All my suggestions are included in this liquid-liquid phase transitions.
Being the manuscript a perspective, the reader expects to find also suggestions of systems not currently studied in this view, but showing the characteristics treated in the manuscript (see G-Quadruplex).
REPLY1: I am not sure that the addition of this discussion is needed. In my view, this discussion is unrelated to the subject of this perspective.
Thermodynamics and chemical-equilibrium is the basic argument to treat any phase transition, please improve this topic.

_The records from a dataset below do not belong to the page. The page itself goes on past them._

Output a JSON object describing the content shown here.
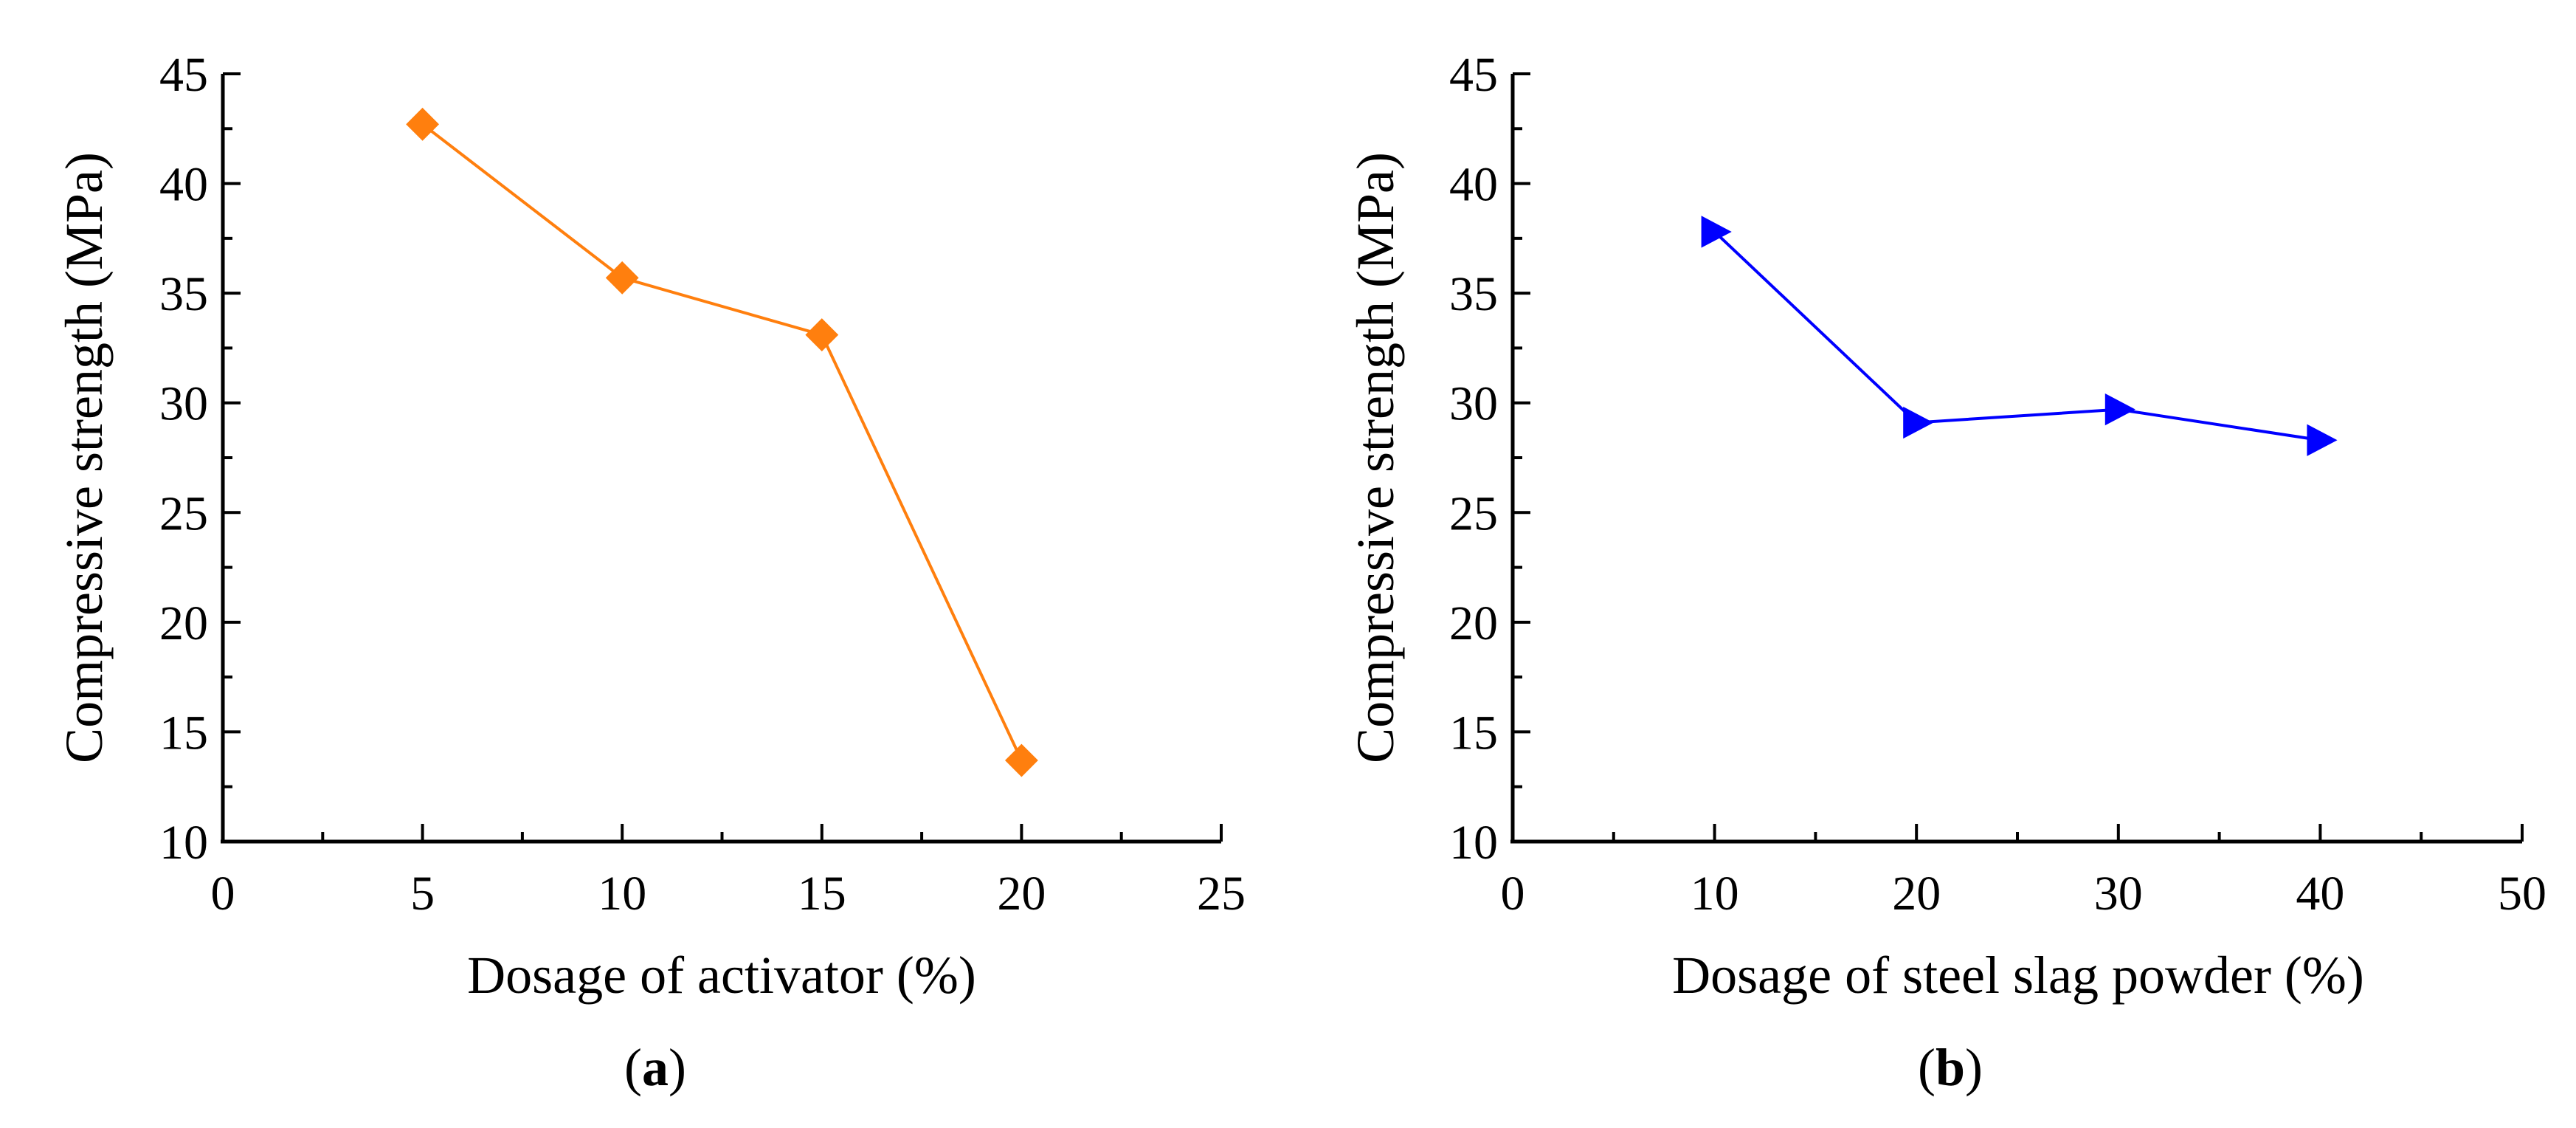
{
  "chart_data": [
    {
      "type": "line",
      "panel_label": {
        "open": "(",
        "letter": "a",
        "close": ")"
      },
      "x": [
        5,
        10,
        15,
        20
      ],
      "series": [
        {
          "name": "Compressive strength",
          "values": [
            42.7,
            35.7,
            33.1,
            13.7
          ],
          "color": "#FF7F0E",
          "marker": "diamond"
        }
      ],
      "xlabel": "Dosage of activator (%)",
      "ylabel": "Compressive strength (MPa)",
      "xlim": [
        0,
        25
      ],
      "ylim": [
        10,
        45
      ],
      "xticks": [
        0,
        5,
        10,
        15,
        20,
        25
      ],
      "xtick_labels": [
        "0",
        "5",
        "10",
        "15",
        "20",
        "25"
      ],
      "highlight_tick": "5",
      "yticks": [
        10,
        15,
        20,
        25,
        30,
        35,
        40,
        45
      ],
      "ytick_labels": [
        "10",
        "15",
        "20",
        "25",
        "30",
        "35",
        "40",
        "45"
      ],
      "grid": false
    },
    {
      "type": "line",
      "panel_label": {
        "open": "(",
        "letter": "b",
        "close": ")"
      },
      "x": [
        10,
        20,
        30,
        40
      ],
      "series": [
        {
          "name": "Compressive strength",
          "values": [
            37.8,
            29.1,
            29.7,
            28.3
          ],
          "color": "#0000FF",
          "marker": "triangle-right"
        }
      ],
      "xlabel": "Dosage of steel slag powder (%)",
      "ylabel": "Compressive strength (MPa)",
      "xlim": [
        0,
        50
      ],
      "ylim": [
        10,
        45
      ],
      "xticks": [
        0,
        10,
        20,
        30,
        40,
        50
      ],
      "xtick_labels": [
        "0",
        "10",
        "20",
        "30",
        "40",
        "50"
      ],
      "highlight_tick": "10",
      "yticks": [
        10,
        15,
        20,
        25,
        30,
        35,
        40,
        45
      ],
      "ytick_labels": [
        "10",
        "15",
        "20",
        "25",
        "30",
        "35",
        "40",
        "45"
      ],
      "grid": false
    }
  ]
}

REPLY2: Although formation of oligomers by amyloidogenic IDPs is not related to the subject of this article, discussion of the “aging” of PMLOs, their pathological transformation and potential relation of these processes to the pathogenesis of human diseases was added to the revised manuscript as a new section entitled “Dysregulation of the biogenesis of intracellular liquid droplets and disease”.
Not agree, in fact, the author discusses some question about apha-synuclein, an IDP. Are IAPP and Abeta IDP or not.
REPLY: Although these observations are interesting, they are not related to PMLOs and therefore their discussion is not included in the manuscript.
Not agree at all. See you my previous reply.
REPLY: Although the mentioned papers describe the structure and various applications of G-quadruplexes, they do not discuss G-quadruplexes as “another interesting class of PLMOs molecules”. There is not a single paper in PubMed that would discuss “G-quadruplex and liquid-liquid phase transition” or “G-quadruplex and liquid-liquid phase separation”, or “G-quadruplex membrane-less organelle”. Therefore, the proposed subject is unrelated to the topic of this perspective article.
I discuss this point in the first paragraph of this letter.